Dans ce film dans lequel John Guillermin n’arrête pas de passer d’un « camp » à l’autre, il n’a pas été fait appel à de très grandes vedettes hollywoodiennes : leur âge n’aurait pas correspondu à celui des véritables protagonistes. On retrouve toutefois un casting très solide comprenant des comédiens certes confirmés, mais plutôt jeunes. Malgré tout, George Segal, l’interprète du rôle du Lieutenant Phil Hartman avait, au moment du tournage, 10 ans de plus que le Lieutenant Karl Timmermann, véritable nom du protagoniste (les noms ont été changés afin d’éviter d’éventuelles poursuites légales), au moment des faits. Par contre, Robert Vaughn, l’interprète du Major Paul Kreuger, et Ben Gazzara, celui du sergent Angelo, avaient, au moment du tournage, à peu près le même âge que le Major Hans Sheller et le sergent Alexander Drabik, leurs modèles, au moment des faits. Quant aux images, on les doit au grand Directeur de la photographie Stanley Cortez, à qui on doit, entre autres, la photographie de La splendeur des Amberson d’Orson Welles et de La nuit du chasseur de Charles Laughton.

Le DVD

[3/5]

Cette fois ci, Rimini Editions n’a pas choisi de sortir Le pont de Remagen en combo DVD/BR : l’éditeur sort, le même jour, un DVD et un Blu-ray. Concernant le Blu-ray, le film est proposé pour la première fois dans un nouveau master « haute définition ». L’image du DVD est correcte, avec toutefois un manque de contraste dans les scènes nocturnes. Le film peut être vu en version française ou en version originale, avec ou sans sous-titrage. J’ai dû pour une fois me résoudre à regarder le film en version française, l’exemplaire du DVD dont je disposais donnant à la place de la version originale une version française, décalée en plus d’une dizaine de secondes avec les images. Ce défaut important devrait être corrigé dans les exemplaires commerciaux. Curieusement, la peine ne s’est pas révélée gravissime : les allemands parlant la même langue que les américains, la crédibilité de l’histoire est à peu près la même que cette langue soit le français ou l’anglais. Il faut reconnaître, en plus, que les doublages en français d’il y a un demi-siècle étaient d’une toute autre qualité que ceux qu’on entend aujourd’hui, dans lesquels les intonations sont les mêmes quel que soit le sujet, quelle que soit la langue d’origine. Et puis, cela permet d’entendre une des rares protagonistes féminines du film dire en français qu’elle est polonaise alors que, d’après le sous-titrage, elle est française. Reste à savoir quelle est sa nationalité dans la version originale !
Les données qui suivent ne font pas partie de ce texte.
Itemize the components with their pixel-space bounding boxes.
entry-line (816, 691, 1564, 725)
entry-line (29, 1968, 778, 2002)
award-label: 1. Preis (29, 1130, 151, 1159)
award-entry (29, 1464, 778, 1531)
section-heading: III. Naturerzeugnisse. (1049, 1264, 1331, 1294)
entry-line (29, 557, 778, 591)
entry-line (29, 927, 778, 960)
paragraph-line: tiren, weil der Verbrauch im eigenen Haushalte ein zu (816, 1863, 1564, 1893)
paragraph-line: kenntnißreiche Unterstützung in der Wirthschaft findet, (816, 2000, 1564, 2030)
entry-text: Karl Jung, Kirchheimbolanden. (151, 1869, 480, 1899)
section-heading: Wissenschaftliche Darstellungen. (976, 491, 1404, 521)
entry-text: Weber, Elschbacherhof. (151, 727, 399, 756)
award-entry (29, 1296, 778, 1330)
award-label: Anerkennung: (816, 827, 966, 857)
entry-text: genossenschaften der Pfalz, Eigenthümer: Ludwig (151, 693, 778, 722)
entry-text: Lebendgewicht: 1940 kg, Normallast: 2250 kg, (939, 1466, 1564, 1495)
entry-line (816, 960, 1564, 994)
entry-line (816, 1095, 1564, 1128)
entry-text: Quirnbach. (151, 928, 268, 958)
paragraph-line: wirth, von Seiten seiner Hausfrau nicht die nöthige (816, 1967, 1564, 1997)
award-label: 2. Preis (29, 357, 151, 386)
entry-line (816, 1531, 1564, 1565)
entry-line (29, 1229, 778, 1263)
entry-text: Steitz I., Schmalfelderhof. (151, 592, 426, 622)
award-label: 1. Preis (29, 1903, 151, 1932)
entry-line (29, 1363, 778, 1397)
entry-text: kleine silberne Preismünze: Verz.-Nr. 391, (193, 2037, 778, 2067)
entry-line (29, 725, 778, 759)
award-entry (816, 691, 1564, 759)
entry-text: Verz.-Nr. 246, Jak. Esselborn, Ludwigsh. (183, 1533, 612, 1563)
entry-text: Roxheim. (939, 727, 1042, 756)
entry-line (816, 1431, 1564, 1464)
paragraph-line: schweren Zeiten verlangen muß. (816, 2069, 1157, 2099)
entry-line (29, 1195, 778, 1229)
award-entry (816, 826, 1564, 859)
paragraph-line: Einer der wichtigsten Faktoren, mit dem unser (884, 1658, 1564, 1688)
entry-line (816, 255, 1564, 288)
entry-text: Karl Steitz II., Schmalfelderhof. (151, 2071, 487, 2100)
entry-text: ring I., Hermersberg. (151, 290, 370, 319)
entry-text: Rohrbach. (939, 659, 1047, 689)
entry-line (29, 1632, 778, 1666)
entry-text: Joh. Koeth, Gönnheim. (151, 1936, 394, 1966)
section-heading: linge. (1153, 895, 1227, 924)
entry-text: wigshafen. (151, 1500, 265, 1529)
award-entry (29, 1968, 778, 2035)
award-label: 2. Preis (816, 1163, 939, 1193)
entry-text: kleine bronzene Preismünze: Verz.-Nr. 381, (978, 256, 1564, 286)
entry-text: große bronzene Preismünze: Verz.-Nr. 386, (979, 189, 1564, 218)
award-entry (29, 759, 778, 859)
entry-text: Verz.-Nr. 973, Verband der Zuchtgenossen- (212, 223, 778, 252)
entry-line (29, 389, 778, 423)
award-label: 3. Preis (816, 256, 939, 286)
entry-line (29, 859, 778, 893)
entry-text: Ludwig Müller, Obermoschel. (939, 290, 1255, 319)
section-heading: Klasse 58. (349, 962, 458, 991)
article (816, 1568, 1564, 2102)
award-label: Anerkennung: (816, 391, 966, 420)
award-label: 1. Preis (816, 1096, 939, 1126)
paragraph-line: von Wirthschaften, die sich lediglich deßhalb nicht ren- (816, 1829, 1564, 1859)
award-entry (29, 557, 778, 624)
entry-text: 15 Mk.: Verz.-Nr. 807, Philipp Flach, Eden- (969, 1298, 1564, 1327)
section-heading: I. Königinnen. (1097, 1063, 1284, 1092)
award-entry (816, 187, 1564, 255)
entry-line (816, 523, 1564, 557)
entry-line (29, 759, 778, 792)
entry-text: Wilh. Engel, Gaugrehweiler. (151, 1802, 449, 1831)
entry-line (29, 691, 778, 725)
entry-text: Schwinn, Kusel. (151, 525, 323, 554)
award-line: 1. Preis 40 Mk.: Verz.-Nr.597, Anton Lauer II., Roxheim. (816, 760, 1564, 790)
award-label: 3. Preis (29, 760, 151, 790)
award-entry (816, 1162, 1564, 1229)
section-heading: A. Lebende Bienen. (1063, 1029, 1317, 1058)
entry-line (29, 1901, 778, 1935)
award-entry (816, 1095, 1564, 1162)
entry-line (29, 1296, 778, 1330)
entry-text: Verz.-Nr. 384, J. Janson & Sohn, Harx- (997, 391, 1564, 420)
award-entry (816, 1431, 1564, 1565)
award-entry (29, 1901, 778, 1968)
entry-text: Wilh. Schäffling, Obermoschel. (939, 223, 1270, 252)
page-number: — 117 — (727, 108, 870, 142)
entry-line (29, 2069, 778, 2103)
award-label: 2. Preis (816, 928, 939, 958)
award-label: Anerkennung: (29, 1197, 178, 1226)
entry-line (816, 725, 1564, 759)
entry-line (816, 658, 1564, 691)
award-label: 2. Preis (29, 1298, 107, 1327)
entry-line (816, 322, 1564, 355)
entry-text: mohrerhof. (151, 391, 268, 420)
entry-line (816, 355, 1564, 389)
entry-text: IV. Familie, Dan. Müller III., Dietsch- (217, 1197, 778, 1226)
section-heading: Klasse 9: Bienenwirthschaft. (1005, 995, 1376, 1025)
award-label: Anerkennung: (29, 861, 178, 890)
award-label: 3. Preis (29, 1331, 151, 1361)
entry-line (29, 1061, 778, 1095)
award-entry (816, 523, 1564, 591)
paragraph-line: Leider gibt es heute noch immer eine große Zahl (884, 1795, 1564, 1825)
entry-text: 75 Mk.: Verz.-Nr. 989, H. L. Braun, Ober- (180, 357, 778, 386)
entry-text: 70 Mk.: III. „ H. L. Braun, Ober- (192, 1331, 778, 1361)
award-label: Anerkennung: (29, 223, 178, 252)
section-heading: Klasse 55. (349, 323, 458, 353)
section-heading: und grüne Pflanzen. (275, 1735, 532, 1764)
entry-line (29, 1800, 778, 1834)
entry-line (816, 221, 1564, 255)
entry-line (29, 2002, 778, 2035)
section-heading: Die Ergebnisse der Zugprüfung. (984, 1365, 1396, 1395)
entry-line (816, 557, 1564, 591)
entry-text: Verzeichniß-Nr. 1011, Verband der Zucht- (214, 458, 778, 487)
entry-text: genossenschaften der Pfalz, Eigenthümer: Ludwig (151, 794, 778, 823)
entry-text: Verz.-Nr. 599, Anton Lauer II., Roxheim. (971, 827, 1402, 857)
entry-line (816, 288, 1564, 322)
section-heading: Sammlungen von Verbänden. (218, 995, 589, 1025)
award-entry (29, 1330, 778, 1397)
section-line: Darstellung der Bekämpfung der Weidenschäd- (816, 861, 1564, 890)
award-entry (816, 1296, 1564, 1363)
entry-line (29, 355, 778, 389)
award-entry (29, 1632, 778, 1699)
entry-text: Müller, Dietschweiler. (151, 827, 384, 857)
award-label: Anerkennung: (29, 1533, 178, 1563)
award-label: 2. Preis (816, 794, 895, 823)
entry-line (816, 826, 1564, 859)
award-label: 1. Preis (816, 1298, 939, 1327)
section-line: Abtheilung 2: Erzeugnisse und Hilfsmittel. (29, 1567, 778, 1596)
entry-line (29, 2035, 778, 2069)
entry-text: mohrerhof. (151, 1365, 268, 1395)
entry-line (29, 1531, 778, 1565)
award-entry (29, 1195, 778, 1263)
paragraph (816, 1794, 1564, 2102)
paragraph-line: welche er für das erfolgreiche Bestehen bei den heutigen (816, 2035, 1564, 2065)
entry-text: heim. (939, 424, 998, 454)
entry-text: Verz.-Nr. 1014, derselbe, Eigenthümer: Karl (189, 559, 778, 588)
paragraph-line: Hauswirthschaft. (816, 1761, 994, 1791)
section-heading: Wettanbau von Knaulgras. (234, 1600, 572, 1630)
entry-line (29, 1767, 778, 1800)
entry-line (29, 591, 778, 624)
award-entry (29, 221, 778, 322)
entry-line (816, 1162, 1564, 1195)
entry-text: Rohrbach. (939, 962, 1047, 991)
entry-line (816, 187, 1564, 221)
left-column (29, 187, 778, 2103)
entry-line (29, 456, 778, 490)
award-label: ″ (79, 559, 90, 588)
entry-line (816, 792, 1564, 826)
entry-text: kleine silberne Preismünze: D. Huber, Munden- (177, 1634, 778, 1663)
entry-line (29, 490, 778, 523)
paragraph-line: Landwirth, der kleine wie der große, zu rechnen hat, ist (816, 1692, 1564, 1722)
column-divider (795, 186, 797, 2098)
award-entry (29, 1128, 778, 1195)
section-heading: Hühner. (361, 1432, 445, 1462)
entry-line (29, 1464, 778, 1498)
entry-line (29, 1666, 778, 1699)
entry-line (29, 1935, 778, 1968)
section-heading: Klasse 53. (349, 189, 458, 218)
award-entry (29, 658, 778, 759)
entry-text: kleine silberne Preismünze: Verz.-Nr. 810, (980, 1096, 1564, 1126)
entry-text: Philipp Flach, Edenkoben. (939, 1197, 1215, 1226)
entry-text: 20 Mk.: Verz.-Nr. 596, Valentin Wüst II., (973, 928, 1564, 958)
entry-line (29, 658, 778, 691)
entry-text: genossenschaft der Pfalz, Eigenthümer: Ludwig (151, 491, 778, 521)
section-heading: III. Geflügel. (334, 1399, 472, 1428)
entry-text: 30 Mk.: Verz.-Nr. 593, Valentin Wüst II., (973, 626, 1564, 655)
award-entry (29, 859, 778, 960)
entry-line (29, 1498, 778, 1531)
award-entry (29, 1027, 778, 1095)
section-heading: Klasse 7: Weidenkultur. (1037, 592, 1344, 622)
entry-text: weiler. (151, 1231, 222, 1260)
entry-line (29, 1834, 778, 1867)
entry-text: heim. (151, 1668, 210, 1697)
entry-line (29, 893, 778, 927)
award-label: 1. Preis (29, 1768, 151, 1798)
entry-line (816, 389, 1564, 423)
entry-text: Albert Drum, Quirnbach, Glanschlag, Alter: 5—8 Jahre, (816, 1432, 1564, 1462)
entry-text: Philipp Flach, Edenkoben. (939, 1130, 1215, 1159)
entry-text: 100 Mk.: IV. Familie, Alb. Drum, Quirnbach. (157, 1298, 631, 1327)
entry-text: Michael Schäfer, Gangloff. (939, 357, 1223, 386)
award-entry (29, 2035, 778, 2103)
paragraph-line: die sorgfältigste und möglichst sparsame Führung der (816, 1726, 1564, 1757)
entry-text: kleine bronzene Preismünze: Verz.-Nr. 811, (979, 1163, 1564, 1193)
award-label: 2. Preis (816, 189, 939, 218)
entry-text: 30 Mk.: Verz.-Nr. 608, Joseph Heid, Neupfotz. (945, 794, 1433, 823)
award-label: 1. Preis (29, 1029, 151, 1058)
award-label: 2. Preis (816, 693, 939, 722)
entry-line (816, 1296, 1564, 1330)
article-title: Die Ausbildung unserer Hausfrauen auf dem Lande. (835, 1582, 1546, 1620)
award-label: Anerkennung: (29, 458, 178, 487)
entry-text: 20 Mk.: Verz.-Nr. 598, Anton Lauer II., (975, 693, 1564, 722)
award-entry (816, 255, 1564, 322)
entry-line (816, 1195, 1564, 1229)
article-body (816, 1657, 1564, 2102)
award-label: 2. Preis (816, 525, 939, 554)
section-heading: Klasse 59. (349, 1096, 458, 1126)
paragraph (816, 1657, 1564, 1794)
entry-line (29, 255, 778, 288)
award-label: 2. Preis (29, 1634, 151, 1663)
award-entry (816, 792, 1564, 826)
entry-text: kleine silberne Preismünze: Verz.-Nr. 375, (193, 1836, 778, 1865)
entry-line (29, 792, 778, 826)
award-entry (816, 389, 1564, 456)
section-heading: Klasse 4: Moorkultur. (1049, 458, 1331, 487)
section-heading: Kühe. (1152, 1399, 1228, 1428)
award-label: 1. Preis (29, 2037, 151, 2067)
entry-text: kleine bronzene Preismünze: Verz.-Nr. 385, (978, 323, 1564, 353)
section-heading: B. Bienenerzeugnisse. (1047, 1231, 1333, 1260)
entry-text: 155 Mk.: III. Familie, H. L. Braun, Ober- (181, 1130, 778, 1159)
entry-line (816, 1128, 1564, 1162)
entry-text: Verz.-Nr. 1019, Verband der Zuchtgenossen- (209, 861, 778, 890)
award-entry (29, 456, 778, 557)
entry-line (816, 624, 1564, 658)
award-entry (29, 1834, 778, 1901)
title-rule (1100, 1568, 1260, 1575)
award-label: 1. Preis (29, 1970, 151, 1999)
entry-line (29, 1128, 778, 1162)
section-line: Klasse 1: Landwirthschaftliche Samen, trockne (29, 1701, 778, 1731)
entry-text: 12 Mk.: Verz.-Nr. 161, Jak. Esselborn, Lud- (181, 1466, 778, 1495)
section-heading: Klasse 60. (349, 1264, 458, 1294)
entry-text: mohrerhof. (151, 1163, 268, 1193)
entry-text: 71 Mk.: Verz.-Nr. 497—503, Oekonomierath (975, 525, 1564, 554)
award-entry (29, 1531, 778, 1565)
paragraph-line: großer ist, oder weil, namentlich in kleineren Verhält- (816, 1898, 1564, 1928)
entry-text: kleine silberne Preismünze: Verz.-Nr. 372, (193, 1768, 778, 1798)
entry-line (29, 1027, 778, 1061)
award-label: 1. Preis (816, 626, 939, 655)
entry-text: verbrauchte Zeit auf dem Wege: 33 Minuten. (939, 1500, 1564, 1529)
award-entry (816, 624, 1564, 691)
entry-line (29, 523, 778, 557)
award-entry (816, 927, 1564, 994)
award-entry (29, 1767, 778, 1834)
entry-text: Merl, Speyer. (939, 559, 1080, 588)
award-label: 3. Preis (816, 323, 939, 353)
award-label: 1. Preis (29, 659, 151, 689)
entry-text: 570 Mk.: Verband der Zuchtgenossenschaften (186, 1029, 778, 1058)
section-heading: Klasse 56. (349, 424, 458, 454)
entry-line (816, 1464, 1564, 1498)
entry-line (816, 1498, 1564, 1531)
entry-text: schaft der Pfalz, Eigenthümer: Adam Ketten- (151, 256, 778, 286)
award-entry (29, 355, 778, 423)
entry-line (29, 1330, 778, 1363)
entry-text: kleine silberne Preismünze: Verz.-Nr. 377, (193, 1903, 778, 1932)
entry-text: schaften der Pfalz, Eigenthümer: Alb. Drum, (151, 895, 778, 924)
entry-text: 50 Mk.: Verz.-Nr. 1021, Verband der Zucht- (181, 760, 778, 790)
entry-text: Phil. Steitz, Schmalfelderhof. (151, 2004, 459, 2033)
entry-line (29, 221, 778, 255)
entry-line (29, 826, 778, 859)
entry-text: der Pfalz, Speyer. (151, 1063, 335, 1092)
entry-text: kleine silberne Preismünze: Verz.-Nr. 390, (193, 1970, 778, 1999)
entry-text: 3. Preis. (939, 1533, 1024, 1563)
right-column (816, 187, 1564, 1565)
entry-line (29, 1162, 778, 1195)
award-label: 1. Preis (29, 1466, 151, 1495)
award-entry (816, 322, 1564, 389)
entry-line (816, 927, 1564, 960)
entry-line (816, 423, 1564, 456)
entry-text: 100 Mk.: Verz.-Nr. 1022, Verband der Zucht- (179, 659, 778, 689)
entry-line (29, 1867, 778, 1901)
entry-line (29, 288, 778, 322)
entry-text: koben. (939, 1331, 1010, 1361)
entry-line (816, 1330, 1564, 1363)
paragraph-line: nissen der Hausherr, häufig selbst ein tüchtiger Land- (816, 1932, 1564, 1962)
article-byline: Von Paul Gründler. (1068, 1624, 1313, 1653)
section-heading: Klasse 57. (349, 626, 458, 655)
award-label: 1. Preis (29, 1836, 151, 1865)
Les mêmes suppléments sont présents sur ou avec le DVD et le Blu-ray : un film de 9 minutes, intitulé 1945, La bataille de Remagen, réalisé par Stéphane Chevalier pour Rimini Editions et qui donne un maximum de précisions sur ce qui s’est passé à Remagen au début du mois de mars 1945. Et, accompagnant les galettes dans le boitier, un livret de 24 pages réalisé avec la collaboration de Mary Guillermin, l’épouse du réalisateur, agrémenté de nombreuses photos et donnant de nombreux détails sur l’épopée du tournage ainsi que sur l’œuvre de John Guillermin.